Revelação pública e revelações privadas
Revelação pública e revelações privadas
Um dos fenômenos mais marcantes do nosso tempo é o das revelações privadas. Recentemente, o seu número se multiplicou de maneira incomum, criando atitudes extremas entre os fiéis, que vão desde o entusiasmo e a adesão acrítica até a rejeição preconcebida.
Para alguns, de fato, toda revelação privada é quase uma extensão ou uma elucidação da revelação pública, e muitas vezes esquecem as garantias teológicas que só a Igreja, especialmente através da Mariologia, pode oferecer.
Para outros, dizer revelação privada equivale a dizer ilusão ou estado neurótico, apesar das garantias dadas pelo processo de discernimento eclesial, ou seja, pela Igreja: e assim, sobre o assunto, passamos da devoção, que cria o escândalo aos poderes fortes, para o ceticismo absoluto, que escandaliza os pequenos.
Propomos, portanto, esclarecer os termos do problema e delinear aquela séria atitude teológico-espiritual que todo cristão deve ter diante das revelações privadas.
Por Revelação pública entende-se a palavra de Deus contida na Sagrada Escritura, transmitida pela Tradição divino-apostólica, proposta e interpretada pelo Magistério da Igreja para os homens de todos os tempos. Cristo é o seu centro. E considera-se concluído com a morte do último Apóstolo.
A este propósito o Concílio Vaticano II, retomando um famoso texto do Vaticano I, afirma que:
(Dei Verbum 6).
«com a divina Revelação, Deus quis manifestar-se e comunicar a si mesmo e os decretos eternos de sua vontade sobre a salvação dos homens, para torná-los participantes dos bens divinos que transcendem absolutamente a compreensão da mente humana»

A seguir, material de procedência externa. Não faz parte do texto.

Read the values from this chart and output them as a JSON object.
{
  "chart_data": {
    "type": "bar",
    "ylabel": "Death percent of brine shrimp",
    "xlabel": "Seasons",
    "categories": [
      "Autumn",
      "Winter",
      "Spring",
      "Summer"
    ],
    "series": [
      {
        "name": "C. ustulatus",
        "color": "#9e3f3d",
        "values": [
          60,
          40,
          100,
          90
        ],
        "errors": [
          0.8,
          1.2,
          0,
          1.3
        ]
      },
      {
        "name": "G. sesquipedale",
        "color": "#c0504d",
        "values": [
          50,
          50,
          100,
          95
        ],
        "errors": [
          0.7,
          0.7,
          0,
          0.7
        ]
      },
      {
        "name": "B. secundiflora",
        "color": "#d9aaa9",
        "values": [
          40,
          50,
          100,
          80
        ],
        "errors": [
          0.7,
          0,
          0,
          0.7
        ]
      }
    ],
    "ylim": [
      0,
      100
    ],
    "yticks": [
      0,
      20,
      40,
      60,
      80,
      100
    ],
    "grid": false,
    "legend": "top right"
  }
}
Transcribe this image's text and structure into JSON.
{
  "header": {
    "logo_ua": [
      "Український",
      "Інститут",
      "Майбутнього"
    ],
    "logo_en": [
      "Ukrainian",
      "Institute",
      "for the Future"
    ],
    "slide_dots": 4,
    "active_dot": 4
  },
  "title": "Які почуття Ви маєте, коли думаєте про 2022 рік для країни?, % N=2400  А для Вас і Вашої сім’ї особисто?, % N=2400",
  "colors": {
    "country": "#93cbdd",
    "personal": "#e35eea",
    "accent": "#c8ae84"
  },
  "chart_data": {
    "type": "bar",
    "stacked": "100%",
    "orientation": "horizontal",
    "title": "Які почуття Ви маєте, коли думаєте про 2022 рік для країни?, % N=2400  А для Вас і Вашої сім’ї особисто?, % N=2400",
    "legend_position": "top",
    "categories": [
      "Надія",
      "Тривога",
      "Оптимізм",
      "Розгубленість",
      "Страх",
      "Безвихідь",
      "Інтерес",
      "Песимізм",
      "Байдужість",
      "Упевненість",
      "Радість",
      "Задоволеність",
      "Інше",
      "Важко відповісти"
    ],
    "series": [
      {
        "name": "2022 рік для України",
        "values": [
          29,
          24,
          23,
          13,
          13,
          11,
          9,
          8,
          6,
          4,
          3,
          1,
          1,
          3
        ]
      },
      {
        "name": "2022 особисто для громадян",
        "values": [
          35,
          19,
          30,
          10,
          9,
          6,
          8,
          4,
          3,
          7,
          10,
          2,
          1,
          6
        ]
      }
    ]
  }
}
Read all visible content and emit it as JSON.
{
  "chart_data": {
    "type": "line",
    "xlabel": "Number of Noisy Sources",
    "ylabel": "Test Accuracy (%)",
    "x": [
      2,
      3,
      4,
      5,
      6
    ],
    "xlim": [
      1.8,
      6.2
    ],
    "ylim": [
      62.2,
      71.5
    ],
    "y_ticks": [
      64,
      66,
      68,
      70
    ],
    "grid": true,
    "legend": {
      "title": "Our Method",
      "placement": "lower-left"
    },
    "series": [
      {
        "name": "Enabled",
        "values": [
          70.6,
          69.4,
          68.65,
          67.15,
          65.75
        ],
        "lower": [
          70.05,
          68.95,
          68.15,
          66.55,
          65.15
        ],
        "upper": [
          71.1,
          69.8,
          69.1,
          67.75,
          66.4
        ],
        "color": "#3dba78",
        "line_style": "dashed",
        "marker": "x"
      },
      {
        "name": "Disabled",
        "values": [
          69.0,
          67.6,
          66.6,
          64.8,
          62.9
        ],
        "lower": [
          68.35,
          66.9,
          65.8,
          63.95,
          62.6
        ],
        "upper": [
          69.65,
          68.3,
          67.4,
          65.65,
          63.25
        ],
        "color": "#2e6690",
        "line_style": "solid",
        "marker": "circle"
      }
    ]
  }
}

E ainda, continua o Concílio
(Dei Verbum 2).
«a verdade íntima sobre Deus e a salvação do homem através desta Revelação resplandece para nós em Cristo, que é ao mesmo tempo o mediador e a plenitude de toda a Revelação»
Chamam-se privadas, especiais ou particulares todas as revelações que não são a pública, por causa não tanto da autoridade reveladora, mas do grau de certeza, da finalidade e do objetivo. Ao contrário da pública, nas revelações privadas não há certeza sobre sua origem divina e a sua finalidade não é a salvação do homem como tal. O seu objetivo, ainda que dirigido a toda a Igreja, não parece escapar ao limite cronológico, que a vincula a uma determinada época e pode torná-la supérflua em outra, apesar de um eminente caráter escatológico.
A obediência da fé [obsequium fidei] deve-se à revelação pública, pois como afirma o Concílio, é com esta obediência que
(Dei Verbum 5).
«o homem entrega-se total e livremente a Deus oferecendo «a Deus revelador o obséquio pleno da inteligência e da vontade»
Deve-se conceder às revelações privadas aquela forma de adesão dependente das provas trazidas e do exercício do senso crítico: uma adesão, porém, análoga àquela dada às certezas morais, distinta daquela dada às evidências científicas.
É um fato que as revelações privadas na Igreja não ofendem a revelação pública. Mas se alguém disser que essas coisas são impossíveis, provavelmente será um daqueles homens que não sabem, não entendem e nunca conheceram o que significa Espírito, fruição, fruto espiritual e visitação de Deus. Haverá também outros cristãos mais prudentes, leitores das histórias e da vida dos santos, que saberão como às vezes Nosso Senhor oferece livremente, por eleição esses dons da graça divina àqueles que ele adota especialmente para seus servos, e lhes concede capacidades extraordinárias que vão além das regras e fora da ordem natural da vida das pessoas comuns.
Na realidade, compreenderemos que, embora seja dever proceder com a máxima prudência no que diz respeito às revelações e êxtases – e isto porque se pode facilmente ser enganado tomando as ilusões de Satanás que se transfigura, simulando visitas celestes, segundo escreve o Apóstolo, em um anjo de luz, assumindo como revelação de Deus nossa orgulhosa imaginação causada pela leveza ou pelo humor melancólico ou pela enfermidade de nossa mente, de modo que às vezes parece ver e ouvir o que ninguém vê ou ouve -, isso não significa que deixem de existir revelações verdadeiras e divinas na Igreja de Deus, com as quais nosso Senhor às vezes favorece seus filhos mais singulares e íntimos, com quem ele gosta de estar em um determinado relacionamento mais próximo.